I just allowed the posting of a real interesting anonymous comment to my earlier blog posting on Sen. Grassley’s (R,IA) letter to Sec. Napolitano about mismanagement in ISCD. This new comment maintains that Grassley has uncovered “yet another egregious abuse of authority in the DHS Office of Infrastructure Protection”. As of midnight EDT there was nothing on the Grassley web site about these claims.
This anonymous reader maintains that:
“The political assistant secretary illegally removed his career deputy from office just before the 2008 election, enabling him to move his unqualified crony into the CFATS Director position, where she proceeded to practice more of the cronyism that got her there and to waste hundreds of millions of dollars, all while falsely reporting compliance with the law.”
Now if my memory (and a brief Google search) serves me correctly, the Assistant Secretary for the Office of Infrastructure Protection in 2008 was Robert Stephan, a Bush appointee. The ISCD Director would have been Sue Armstrong.
It will be interesting to see if Sen. Grassley actually has any information beyond the political cronyism charge. While we are supposed to have mechanisms in place to ensure that such things as are being alleged here never take place, no one with any experience in politics would be surprised if such things actually did take place. What is interesting here is that the cronyism started in the Bush Administration and continued into the Obama Administration. That doesn’t seem to be strictly ‘political cronyism’.
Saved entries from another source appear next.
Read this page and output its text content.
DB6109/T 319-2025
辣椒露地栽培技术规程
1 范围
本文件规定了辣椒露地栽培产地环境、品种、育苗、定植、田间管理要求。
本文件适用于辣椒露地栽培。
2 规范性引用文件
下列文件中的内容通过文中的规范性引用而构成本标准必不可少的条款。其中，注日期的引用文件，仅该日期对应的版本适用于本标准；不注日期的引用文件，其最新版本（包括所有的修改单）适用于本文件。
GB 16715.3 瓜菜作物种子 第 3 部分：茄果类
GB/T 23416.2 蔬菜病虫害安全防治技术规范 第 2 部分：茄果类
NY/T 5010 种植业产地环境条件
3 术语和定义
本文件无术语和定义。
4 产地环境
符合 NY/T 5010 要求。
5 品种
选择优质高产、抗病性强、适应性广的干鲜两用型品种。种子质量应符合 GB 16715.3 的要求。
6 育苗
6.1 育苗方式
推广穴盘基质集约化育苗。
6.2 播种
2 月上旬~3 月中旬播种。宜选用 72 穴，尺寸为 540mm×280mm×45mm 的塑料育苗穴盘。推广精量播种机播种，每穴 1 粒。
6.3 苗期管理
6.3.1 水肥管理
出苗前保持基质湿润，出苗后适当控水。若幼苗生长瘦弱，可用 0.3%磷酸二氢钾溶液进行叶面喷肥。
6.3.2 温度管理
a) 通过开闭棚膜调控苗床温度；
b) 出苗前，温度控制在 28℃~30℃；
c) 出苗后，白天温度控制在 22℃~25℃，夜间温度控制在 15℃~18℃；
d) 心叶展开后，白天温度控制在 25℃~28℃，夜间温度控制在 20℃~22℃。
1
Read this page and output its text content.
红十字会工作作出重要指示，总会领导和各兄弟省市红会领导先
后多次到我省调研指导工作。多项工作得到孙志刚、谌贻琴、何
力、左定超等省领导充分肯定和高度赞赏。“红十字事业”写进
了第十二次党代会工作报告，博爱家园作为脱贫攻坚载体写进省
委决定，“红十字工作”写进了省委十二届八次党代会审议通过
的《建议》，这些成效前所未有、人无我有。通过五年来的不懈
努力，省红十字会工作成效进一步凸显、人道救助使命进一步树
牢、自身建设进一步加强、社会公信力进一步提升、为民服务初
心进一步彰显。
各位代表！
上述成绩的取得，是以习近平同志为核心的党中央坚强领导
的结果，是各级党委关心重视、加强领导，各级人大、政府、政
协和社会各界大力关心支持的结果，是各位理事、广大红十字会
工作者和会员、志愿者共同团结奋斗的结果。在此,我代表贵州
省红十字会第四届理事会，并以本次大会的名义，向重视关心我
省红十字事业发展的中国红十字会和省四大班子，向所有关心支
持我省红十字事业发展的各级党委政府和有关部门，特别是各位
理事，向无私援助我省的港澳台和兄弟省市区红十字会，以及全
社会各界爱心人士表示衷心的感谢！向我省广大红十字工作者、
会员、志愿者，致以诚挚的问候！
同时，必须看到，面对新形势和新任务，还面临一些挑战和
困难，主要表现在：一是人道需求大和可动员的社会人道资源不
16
I will make one comment on one of the charges here; that of “falsely reporting compliance with the law”. If the anonymous reader is talking about Ms. Armstrong’s testimony about the CFATS program before various Congressional committees during her tenure as Director of CFATS, I don’t recall any of those appearances where she claimed anything about the program that wasn’t subsequently verified. The serious problems with the SSP authorization process didn’t really happen on her watch.
In any case, if anything more comes of this it will be just one more problem that the CFATS program will have to overcome in the next year.